Paul and Gill Englefield have been at the helm since 2000 having previously had time at the Sebright Arms in Barnet. They have freedom to source their own real ales, with Greene King IPA the staple regular and a second, sometimes third, beer from wherever – Vale brewery when I visited. All cask ales are served direct from the barrels in the cooled cellar.

The Chequers as it is today

Open all day from 11.30am, the pub offers a menu of hearty meals or light bites from Monday to Saturday – lunchtime and evening – and Sunday roasts until 3pm. The large garden with play equipment is a major draw for families, with weekend barbeques in the summer months and special food events at Easter (including an egg hunt), St.George’s Day and Halloween. There are regular charity events raising money for the likes of Prostate Cancer and Herts Air Ambulance and outside of the pub Gill finds time to run a Youth Club at Wayside Jubilee Centre.

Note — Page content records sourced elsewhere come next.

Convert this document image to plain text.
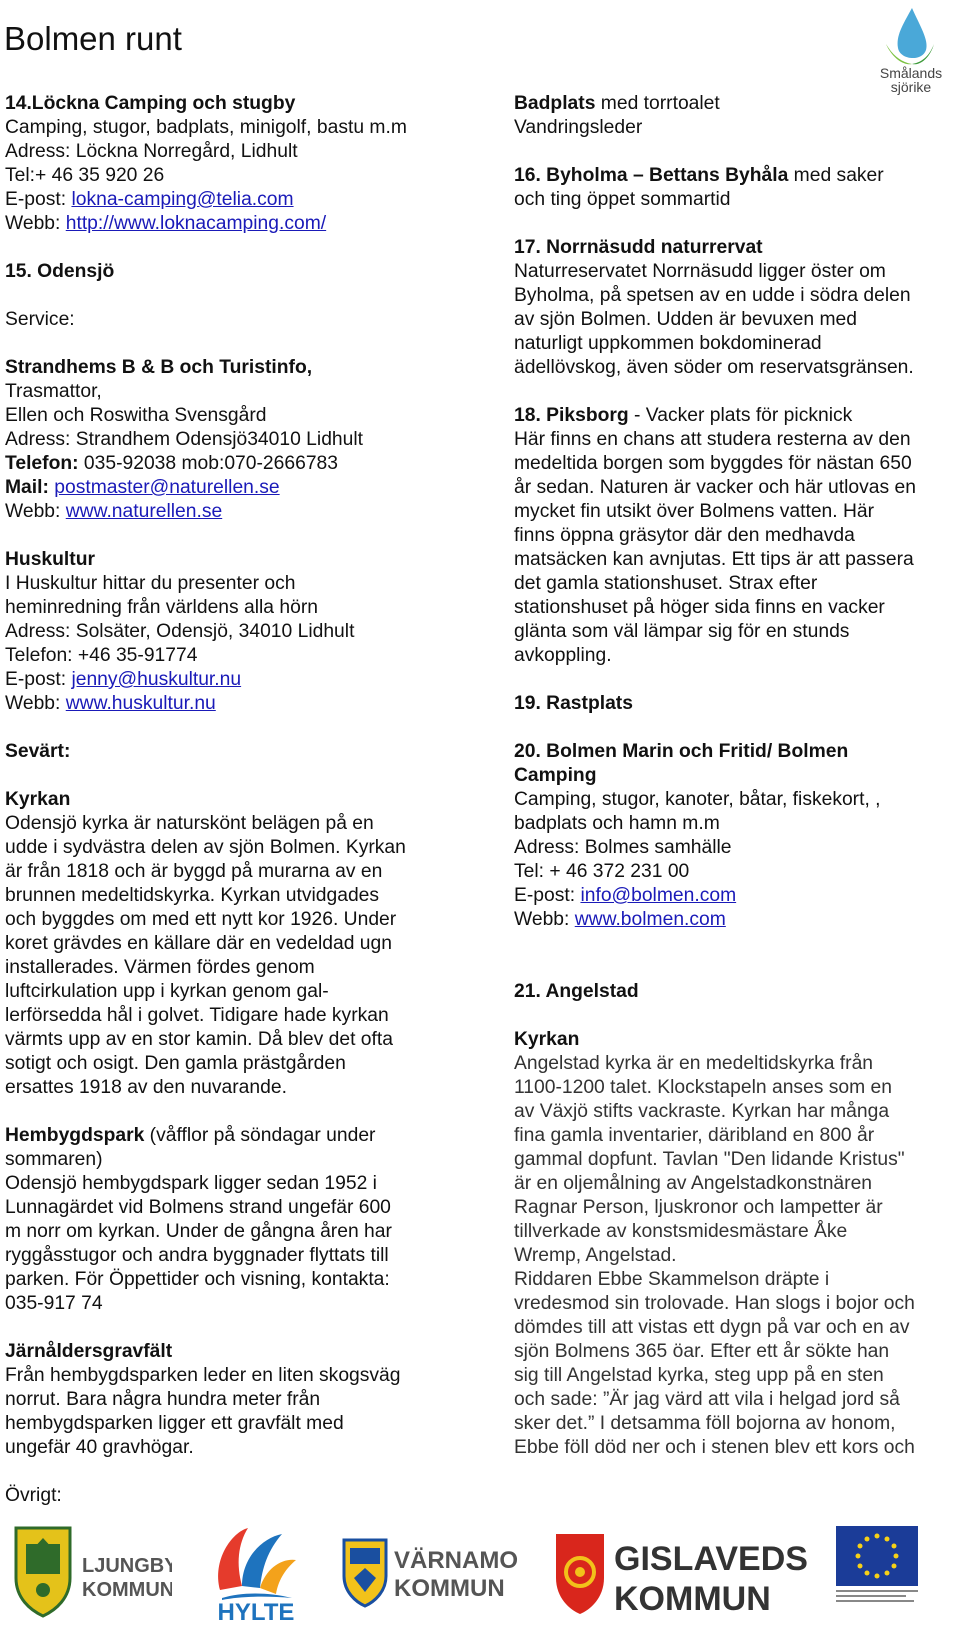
Bolmen runt
Smålands
sjörike

14.Löckna Camping och stugby

Camping, stugor, badplats, minigolf, bastu m.m

Adress: Löckna Norregård, Lidhult

Tel:+ 46 35 920 26

E-post: lokna-camping@telia.com

Webb: http://www.loknacamping.com/

15. Odensjö

Service:

Strandhems B & B och Turistinfo,

Trasmattor,

Ellen och Roswitha Svensgård

Adress: Strandhem Odensjö34010 Lidhult

Telefon: 035-92038 mob:070-2666783

Mail: postmaster@naturellen.se

Webb: www.naturellen.se

Huskultur

I Huskultur hittar du presenter och

heminredning från världens alla hörn

Adress: Solsäter, Odensjö, 34010 Lidhult

Telefon: +46 35-91774

E-post: jenny@huskultur.nu

Webb: www.huskultur.nu

Sevärt:

Kyrkan

Odensjö kyrka är naturskönt belägen på en

udde i sydvästra delen av sjön Bolmen. Kyrkan

är från 1818 och är byggd på murarna av en

brunnen medeltidskyrka. Kyrkan utvidgades

och byggdes om med ett nytt kor 1926. Under

koret grävdes en källare där en vedeldad ugn

installerades. Värmen fördes genom

luftcirkulation upp i kyrkan genom gal-

lerförsedda hål i golvet. Tidigare hade kyrkan

värmts upp av en stor kamin. Då blev det ofta

sotigt och osigt. Den gamla prästgården

ersattes 1918 av den nuvarande.

Hembygdspark (våfflor på söndagar under

sommaren)

Odensjö hembygdspark ligger sedan 1952 i

Lunnagärdet vid Bolmens strand ungefär 600

m norr om kyrkan. Under de gångna åren har

ryggåsstugor och andra byggnader flyttats till

parken. För Öppettider och visning, kontakta:

035-917 74

Järnåldersgravfält

Från hembygdsparken leder en liten skogsväg

norrut. Bara några hundra meter från

hembygdsparken ligger ett gravfält med

ungefär 40 gravhögar.

Övrigt:

Badplats med torrtoalet

Vandringsleder

16. Byholma – Bettans Byhåla med saker

och ting öppet sommartid

17. Norrnäsudd naturrervat

Naturreservatet Norrnäsudd ligger öster om

Byholma, på spetsen av en udde i södra delen

av sjön Bolmen. Udden är bevuxen med

naturligt uppkommen bokdominerad

ädellövskog, även söder om reservatsgränsen.

18. Piksborg - Vacker plats för picknick

Här finns en chans att studera resterna av den

medeltida borgen som byggdes för nästan 650

år sedan. Naturen är vacker och här utlovas en

mycket fin utsikt över Bolmens vatten. Här

finns öppna gräsytor där den medhavda

matsäcken kan avnjutas. Ett tips är att passera

det gamla stationshuset. Strax efter

stationshuset på höger sida finns en vacker

glänta som väl lämpar sig för en stunds

avkoppling.

19. Rastplats

20. Bolmen Marin och Fritid/ Bolmen

Camping

Camping, stugor, kanoter, båtar, fiskekort, ,

badplats och hamn m.m

Adress: Bolmes samhälle

Tel: + 46 372 231 00

E-post: info@bolmen.com

Webb: www.bolmen.com

21. Angelstad

Kyrkan

Angelstad kyrka är en medeltidskyrka från

1100-1200 talet. Klockstapeln anses som en

av Växjö stifts vackraste. Kyrkan har många

fina gamla inventarier, däribland en 800 år

gammal dopfunt. Tavlan "Den lidande Kristus"

är en oljemålning av Angelstadkonstnären

Ragnar Person, ljuskronor och lampetter är

tillverkade av konstsmidesmästare Åke

Wremp, Angelstad.

Riddaren Ebbe Skammelson dräpte i

vredesmod sin trolovade. Han slogs i bojor och

dömdes till att vistas ett dygn på var och en av

sjön Bolmens 365 öar. Efter ett år sökte han

sig till Angelstad kyrka, steg upp på en sten

och sade: ”Är jag värd att vila i helgad jord så

sker det.” I detsamma föll bojorna av honom,

Ebbe föll död ner och i stenen blev ett kors och

LJUNGBY
KOMMUN
HYLTE
VÄRNAMO
KOMMUN
GISLAVEDS
KOMMUN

Back at the pub, Wednesday is Quiz Night.

The comfortable single bar has two distinct areas featuring local photographs and with TV Sport and pub games. Paul says “The Chequers is a friendly family pub for everyone, young and old, where everyone mixes. Its heart is definitely in the local community but we have visitors from all over the area.”

And what of the pub name? Generally, it is thought the name “Chequers” was brought to England by the Romans (so that’s what they did for us) and there is evidence that it was already in use in Pompeii, for a game similar to draughts. Later the name was used in connection with money lending, some publicans acting as bankers. But here at the Chequers in Potters Bar, local tradition directs that the pub was named after the chequer, the fruit of the service tree which was once used as a remedy for colic. And if we need another connection to pubs, before the introduction of hops, the fruit was used to flavour beer.

If you are driving make sure you take heed of the pub’s very own traffic light as you leave the car park – the only pub in Britain with such an arrangement. The Chequers is 1½ miles from Potters Bar Station but can be reached from there by catching the Waltham Cross-bound 242 bus service which operates Monday to Saturday. Alight at Torrington Drive.